Bobby, looking good. Me, so psyched that we match and really excited to eat at Yai Thai!
Where’s Bobby’s equally gorgeous wife? Flirting with Lonny, natch. We get a kick out of taking Fake Family pictures.
Today I went Full Bobby. Imagine it, because I’m not posting a picture: Green sweatpants that are a couple inches too short, white socks, black clogs, sweatshirt and uncombed hair. That whole outfit should get chucked. I rolled out of bed and straight to the vet to drop off a stool sample. Go ahead and fill in the blanks.
I don’t know what’s with me but I don’t think I’m the only going through it. I’ve gotten a couple emails from friends expressing similar ennui and the otherwise hot trainer at the gym (I’m running out my last 30 days) rockin’ a do-rag and a shaggy beard that makes him look like Grizzly Adams. I’m gonna give myself a week to snap out of it.

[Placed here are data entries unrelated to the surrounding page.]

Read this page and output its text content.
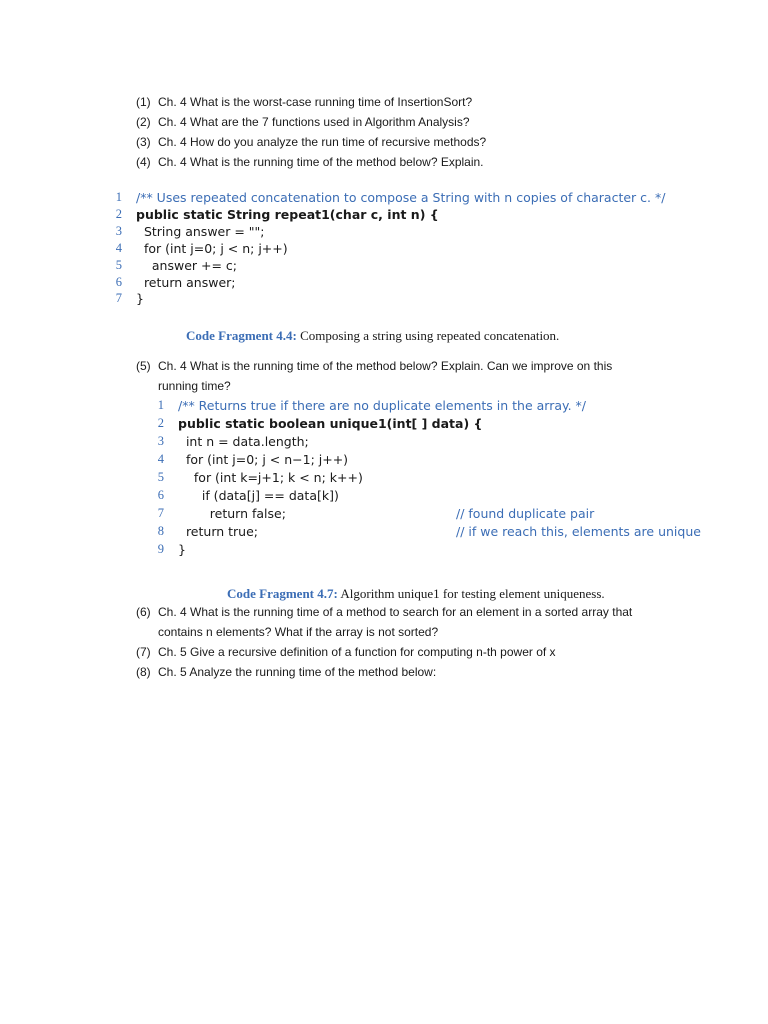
(1) Ch. 4 What is the worst-case running time of InsertionSort?
(2) Ch. 4 What are the 7 functions used in Algorithm Analysis?
(3) Ch. 4 How do you analyze the run time of recursive methods?
(4) Ch. 4 What is the running time of the method below? Explain.
1 /** Uses repeated concatenation to compose a String with n copies of character c. */
2 public static String repeat1(char c, int n) {
3 String answer = "";
4 for (int j=0; j < n; j++)
5 answer += c;
6 return answer;
7 }

Code Fragment 4.4: Composing a string using repeated concatenation.

(5) Ch. 4 What is the running time of the method below? Explain. Can we improve on this
running time?
1 /** Returns true if there are no duplicate elements in the array. */
2 public static boolean unique1(int[ ] data) {
3 int n = data.length;
4 for (int j=0; j < n−1; j++)
5 for (int k=j+1; k < n; k++)
6 if (data[j] == data[k])
7 return false;	// found duplicate pair
8 return true;	// if we reach this, elements are unique
9 }

Code Fragment 4.7: Algorithm unique1 for testing element uniqueness.

(6) Ch. 4 What is the running time of a method to search for an element in a sorted array that
contains n elements? What if the array is not sorted?
(7) Ch. 5 Give a recursive definition of a function for computing n-th power of x
(8) Ch. 5 Analyze the running time of the method below:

I usually default to cheese and crackers, shopping and listlessness when I get in this mood – or rather I want to – but I’m good at bucking up. So despite my Full-Bobby-Fuck-It-All appearance, I managed to be productive. I almost set my scanner on fire clearing my desk, I took some stuff to a consignment store (which irritated me because they rejected stuff that I bought there), didn’t buy anything, and went to the gym. I might look like a loser, but I’m not acting like one.
Outgrown slippers, water shoes, and stupid trainers that you can’t relace without hemostats and a valium. DONATE.
Whoopie cushion, parakeet feathers Micah gathered at a friend’s house, tea light holders. TRASH.